白猫は、ひとしきりごろごろと喉を鳴らしながら触らせてくれてから、遠くによその猫の姿を見つけて走り去ってしまった。
「そういえば、穴馬では、家畜や家禽の他に、ペットとかいたの」
「ペットは、おらんさ。いや、おったな」
「どっち?」
「よそにはおった。うちにはおらんかったな」
「犬?猫?」
「おるうちには、どっちもおったよ」
「よくわからないんだけど」
思案顔でたずねると、父は話してくれた。
「犬は、番犬じゃ 放し飼い。
猫は、ねずみ捕りじゃ。
たくさんおってな、わらわら歩いとった。
そんでもって、ほうっとくもんだから、ますます勝手に増えとったな」
「増えてたって、対策は講じてなかったの?」
「今みたいな犬猫の医者なんぞおらんかった」
「そっか、そうだよね」
「猫は、一匹、有名なのがおってな」
「有名な猫?」
「その猫は、ころころっと大きくて、真っ黒な猫じゃった」
「ころころしてる黒猫だったら、きっと、毛艶のいい猫だったんじゃない」
「有名などろぼう猫で、村のもんは、何かしらその猫に悪さされとった」
父は咳払いをして、こう告げた。
「どんな悪さしたの」
「わしんとこはな、飼ってたあひるをやられた」
「食べちゃったの?」
「食べはせん。アヒルの首んとこ、噛んだ痕があってな、もうだしかんようになってた」
「猫はどうしたの」
「納屋のすみっこにおった。えらい興奮しとって、総毛だって、唸って、動けんようになってた」
「つかまえたの?」
「雪おろしに使うもんでな、こう、がーん、と、打ち据えてやった」
「わ、ひどい」
「ひどいことないんじゃ。みんな、悪さされとったからな。いい気味じゃ、と思うとったわ」
「それで、どうなったの、それから」
「打ちどころが悪かったかして、動かんようになってしもうとった」
と、父は、さらっと口にした。
「化けてでそうな、いかいやつじゃった。そんだもんだから、一緒におったもんは気味悪がって、弔ってやらんと、ってことになってな」
「弔う?死んでしまったの?」
「わしらで、なまんだって唱えて、川へ流した」
「……」
「流したら、すぐに目が覚めて、もがいて、もがいて、反対側の岸に、流れ着いたんじゃ」
「よかった」
「その後は、見んようになった。どうしたんじゃろかと、飼い主は探しとったな。似たようなのがたくさんおったでな、すぐに忘れとった」
「そうなんだ」
「動物を愛玩するっちゅう考えはなかったな。人間の生活をおびやかすようなもんは成敗する、それが、山の村の決まりだったんじゃ」
風が、ひゅっと吹き過ぎた。
猫の声が、風に乗って、遠くから聞こえてきた。
「花散らしじゃな、この木にいるのは」
梅の古木がせり出しているところに来たら、かしましい鳴声とともに花びらが降ってきた。
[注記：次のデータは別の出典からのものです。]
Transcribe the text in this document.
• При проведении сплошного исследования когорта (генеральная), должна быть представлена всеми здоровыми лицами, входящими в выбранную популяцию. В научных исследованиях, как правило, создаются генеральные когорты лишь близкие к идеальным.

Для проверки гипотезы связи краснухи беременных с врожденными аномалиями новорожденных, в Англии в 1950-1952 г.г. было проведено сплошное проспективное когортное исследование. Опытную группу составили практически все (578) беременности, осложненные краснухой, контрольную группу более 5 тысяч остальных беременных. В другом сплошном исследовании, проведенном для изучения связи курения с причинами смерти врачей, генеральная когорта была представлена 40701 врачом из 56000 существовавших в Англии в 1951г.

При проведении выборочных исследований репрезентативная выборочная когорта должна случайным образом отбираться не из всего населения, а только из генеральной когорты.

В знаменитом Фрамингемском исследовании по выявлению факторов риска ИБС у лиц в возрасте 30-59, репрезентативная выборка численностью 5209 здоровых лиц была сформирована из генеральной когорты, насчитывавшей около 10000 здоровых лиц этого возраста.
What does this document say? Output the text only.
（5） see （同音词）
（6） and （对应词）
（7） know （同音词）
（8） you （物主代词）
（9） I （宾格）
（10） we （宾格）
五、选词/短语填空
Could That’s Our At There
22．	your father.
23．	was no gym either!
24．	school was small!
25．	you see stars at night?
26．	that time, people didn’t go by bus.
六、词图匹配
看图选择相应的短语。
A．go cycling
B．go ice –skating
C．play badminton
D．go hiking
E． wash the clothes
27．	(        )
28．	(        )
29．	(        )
場所とりをして、スズメたちとせめぎ合っているのは、シジュウカラだ。
くちばしで、花をちぎって捨てては蜜を吸い、またちぎっては蜜を吸っている。
シジュウカラは、食事のマナーはあまりいいとはいえない。
けれども、風に舞う花びらは、風情がある。
花を散らしても、許される。
穴馬の三月は、まだ雪景色。
四月の声を聞くようになって、ようやく雪が溶けだす。